Value of a Liberal Arts Education

There are lots of choices when it comes to choosing a college. So what does a residential liberal arts college offer that these other choices don’t?

According to the Annapolis Group, a consortium of 130 liberals arts colleges across the United States (including Luther), the liberal arts experience offers:

  • Intimate learning environments where extensive interaction between faculty, students, and staff fosters a community of serious discourse
  • Small class sizes that emphasize individualized instruction and have dedicated faculty
  • A way of learning that helps students understand, develop, and use their own intellectual resources
  • A process of growth that is focused on intellectual engagement which is deeply personal, highly communal, and grounded in the development of critical and analytical thinking
  • An atmosphere where students participate as fully in the greater campus community as they do in the classroom
  • Broad-based learning in the humanities, sciences, and arts and the cultivation of critical thinking and examination, preparing students for lives of service, achievement, leadership, and personal fulfillment

By asking students to learn in many disciplines, a liberal arts education teaches them to think flexibly and expansively, and it gives them a rich body of knowledge upon which they can draw to solve problems, think critically, and work creatively in many areas. Perhaps this is why students who graduate from small, residential liberal arts colleges report more meaningful and lasting benefits from their education than students at private research universities, leading public universities, and other institutes of higher learning.

Luther’s Liberal Arts Curriculum

At Luther, we uniquely embrace the liberal arts through our curriculum generally, and specifically through our signature Paideia program, an interdisciplinary, school-wide course series that asks students to contemplate complex questions. The program also incorporates performances and events, and creates a campus-wide conversation that keeps students engaged in learning.

Liberal arts learning extends beyond campus. In ancient Greece, the liberal arts were designed to develop an active and educated citizenry. In the twenty-first century, our citizenship is global. Luther places a premium on introducing students to the wider world. More than two-thirds of our undergraduates study off campus through dozens of programs that span the globe from Cambodia to New Zealand to Tanzania and beyond.

However, while the liberal arts model encourages broad and worldwide education, Luther also encourages depth of learning. Students choose a major to focus on and they are encouraged to research and intern within this major to test their future career goals and gain real-world experience within a profession.
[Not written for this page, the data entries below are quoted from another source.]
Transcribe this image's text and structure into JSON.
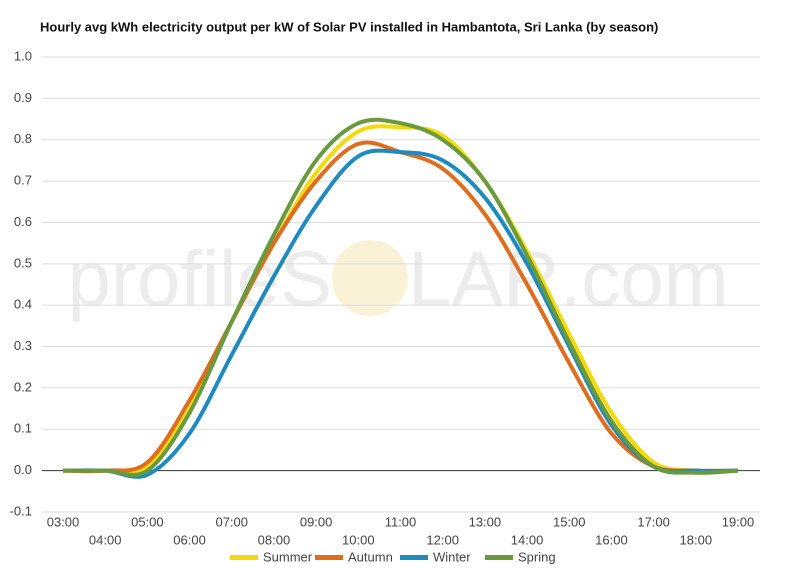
{
  "chart_data": {
    "type": "line",
    "title": "Hourly avg kWh electricity output per kW of Solar PV installed in Hambantota, Sri Lanka (by season)",
    "watermark": [
      "profileS",
      "LAR.com"
    ],
    "categories": [
      "03:00",
      "04:00",
      "05:00",
      "06:00",
      "07:00",
      "08:00",
      "09:00",
      "10:00",
      "11:00",
      "12:00",
      "13:00",
      "14:00",
      "15:00",
      "16:00",
      "17:00",
      "18:00",
      "19:00"
    ],
    "series": [
      {
        "name": "Summer",
        "color": "#f5d90a",
        "values": [
          0,
          0,
          0.01,
          0.15,
          0.36,
          0.55,
          0.72,
          0.82,
          0.83,
          0.81,
          0.7,
          0.53,
          0.33,
          0.14,
          0.02,
          0,
          0
        ]
      },
      {
        "name": "Autumn",
        "color": "#e06c1e",
        "values": [
          0,
          0,
          0.02,
          0.17,
          0.36,
          0.55,
          0.7,
          0.79,
          0.77,
          0.73,
          0.62,
          0.45,
          0.26,
          0.09,
          0.01,
          0,
          0
        ]
      },
      {
        "name": "Winter",
        "color": "#1f8ac0",
        "values": [
          0,
          0,
          -0.01,
          0.09,
          0.28,
          0.47,
          0.64,
          0.76,
          0.77,
          0.75,
          0.66,
          0.5,
          0.3,
          0.11,
          0.01,
          0,
          0
        ]
      },
      {
        "name": "Spring",
        "color": "#6a9a3e",
        "values": [
          0,
          0,
          0,
          0.14,
          0.36,
          0.57,
          0.75,
          0.84,
          0.84,
          0.8,
          0.7,
          0.52,
          0.31,
          0.12,
          0.01,
          -0.005,
          0
        ]
      }
    ],
    "ylim": [
      -0.1,
      1.0
    ],
    "yticks": [
      {
        "value": -0.1,
        "label": "-0.1"
      },
      {
        "value": 0,
        "label": "0.0"
      },
      0.1,
      0.2,
      0.3,
      0.4,
      0.5,
      0.6,
      0.7,
      0.8,
      0.9,
      {
        "value": 1,
        "label": "1.0"
      }
    ],
    "grid": true
  }
}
In addition, our January Term, a three-week period between the fall and spring semesters, offers students a chance to explore a particular subject in depth, either in a classroom setting, through research collaboration with faculty on campus, or one of our many study-away programs. All Luther students are required to take at least two January-term courses—First-Year Seminars and January Term 2—but most Luther students participate in J-term all four years.

The liberal arts foundation that students build at Luther will help them develop academically, professionally, socially, and personally throughout their lives.